In 1926, residents of Speedway City petitioned for incorporation as the Town of Speedway. Four years later, the town numbered over 1,400 residents. Though the Great Depression slowed residential and commercial expansion, World War II brought lucrative government contracts for local industries and more jobs. By 1950, about 5,500 people lived in Speedway.

A woman in a fur coat stands in the road under a sign that says "Indianapolis Motor Speedway."
Jane Watts Fisher at the Indianapolis Motor Speedway, 1947 Credit: Indiana Historical Society View Source

The town’s most intensive period of growth occurred from 1950 to 1970, when the population nearly tripled. Apartments and single-family limestone and brick ranches were built for new residents. With the influx of families came the need for additional schools. Formed in 1928, the school corporation expanded in the 1950s and 1960s to include four elementary schools, one junior high, and a senior high school. School population peaked in the early 1970s but stabilized in the 1990s through to the early 21st century at around 1,500 students. St. Christopher’s Catholic School also serves Speedway students.

Over the course of the early 21st century (especially the 2010s), the Main Street area of Speedway underwent a major redevelopment, introducing improved infrastructure (in the form of a realignment of 16th Street, and Georgetown and Crawfordsville roads) and a number of restaurants to draw in the Indianapolis and race crowds.

Speedway is best known for “The Track” at the edge of town. The Indianapolis Motor Speedway provides jobs for residents and a vital economic boost—as well as some municipal headaches—to the community, especially during the months of May and August.

Residents of this middle-class town have successfully resisted annexation by Indianapolis, preferring to remain one of the Excluded Cities under Unigov. An elected five-member town council governs Speedway and supervises the school system. The 4.2-square-mile town maintains its own police and fire departments, library, water company, and wastewater treatment plant.

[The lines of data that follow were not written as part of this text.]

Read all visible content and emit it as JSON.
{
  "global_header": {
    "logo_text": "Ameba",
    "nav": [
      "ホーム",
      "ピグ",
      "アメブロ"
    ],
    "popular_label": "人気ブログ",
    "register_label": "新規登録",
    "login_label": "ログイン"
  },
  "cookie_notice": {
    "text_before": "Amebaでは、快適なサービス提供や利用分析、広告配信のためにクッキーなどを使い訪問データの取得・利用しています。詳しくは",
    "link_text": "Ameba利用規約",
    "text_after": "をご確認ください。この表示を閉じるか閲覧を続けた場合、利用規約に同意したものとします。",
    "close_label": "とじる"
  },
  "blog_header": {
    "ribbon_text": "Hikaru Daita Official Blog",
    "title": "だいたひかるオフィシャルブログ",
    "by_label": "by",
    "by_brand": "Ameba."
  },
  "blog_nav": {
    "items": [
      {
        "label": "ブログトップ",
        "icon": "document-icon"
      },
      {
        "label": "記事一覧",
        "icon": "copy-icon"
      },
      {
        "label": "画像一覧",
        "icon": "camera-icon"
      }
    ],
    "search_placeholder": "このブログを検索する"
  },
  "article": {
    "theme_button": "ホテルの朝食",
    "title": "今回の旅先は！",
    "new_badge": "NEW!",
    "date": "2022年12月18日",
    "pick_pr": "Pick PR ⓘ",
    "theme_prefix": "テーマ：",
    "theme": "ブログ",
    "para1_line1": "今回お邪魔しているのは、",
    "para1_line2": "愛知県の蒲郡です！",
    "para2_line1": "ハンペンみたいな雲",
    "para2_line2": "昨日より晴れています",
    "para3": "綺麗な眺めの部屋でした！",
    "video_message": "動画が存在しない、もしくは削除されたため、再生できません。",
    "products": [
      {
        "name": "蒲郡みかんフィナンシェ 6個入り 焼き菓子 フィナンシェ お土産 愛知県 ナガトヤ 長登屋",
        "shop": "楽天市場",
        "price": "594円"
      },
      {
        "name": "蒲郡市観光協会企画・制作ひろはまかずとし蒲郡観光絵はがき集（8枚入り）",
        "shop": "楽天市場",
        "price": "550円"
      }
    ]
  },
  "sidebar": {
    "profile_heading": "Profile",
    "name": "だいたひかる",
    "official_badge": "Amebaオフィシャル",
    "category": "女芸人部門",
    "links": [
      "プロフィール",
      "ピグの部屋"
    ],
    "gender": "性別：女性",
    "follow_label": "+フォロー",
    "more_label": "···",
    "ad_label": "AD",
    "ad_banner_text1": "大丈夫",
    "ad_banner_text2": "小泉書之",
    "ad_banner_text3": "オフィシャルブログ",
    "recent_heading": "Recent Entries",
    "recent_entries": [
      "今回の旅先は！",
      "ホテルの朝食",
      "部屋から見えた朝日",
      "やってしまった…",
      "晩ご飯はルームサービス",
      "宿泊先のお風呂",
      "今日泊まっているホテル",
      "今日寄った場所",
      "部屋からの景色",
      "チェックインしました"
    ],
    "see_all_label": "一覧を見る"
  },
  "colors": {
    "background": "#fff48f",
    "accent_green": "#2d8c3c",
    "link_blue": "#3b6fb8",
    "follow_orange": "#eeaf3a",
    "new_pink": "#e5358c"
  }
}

View showing a street lined with businesses.
Main Street in Speedway, 2016 Credit: Kelly Wilkinson, IndyStar View Source

In 2005, the Indiana General Assembly authorized establishment of the Speedway Redevelopment Commission (SRC) with the mission to restore economic growth to the Town of Speedway, eliminate urban blight, and encourage redevelopment to “redefine the Civil Town of Speedway as a 21st Century community,” while recognizing its heritage. The Commission focused on the redevelopment of Speedway’s Main Street corridor. It engaged American Structurepoint, Inc. to create a master plan and strategies to carry it out.

Reconstruction of Main Street included refurbishment and adaptive reuse of existing buildings such as the Rosner Building, the oldest commercial building which was built in 1915 and which was the home of a family-owned drug store until 1983. Plans also involved mixed-use development and reconfiguration of sidewalks and streets. They provided for curbside parking, and multi-use pathways. Bike lanes connected to the B&O Rail Corridor Trail link Speedway to downtown Indianapolis and point west in Hendricks County.

The streetscape project cost $10 million. By 2011, it had attracted a $7 million, 37,000 square-feet headquarters for Dallara, an Italian race car manufacturer. Sarah Fischer Hartman Racing followed in 2012, and A. J. Foyt Racing purchased a building at 1180 Main Street as an expansion of his team’s offices in Waller, Texas, in 2014.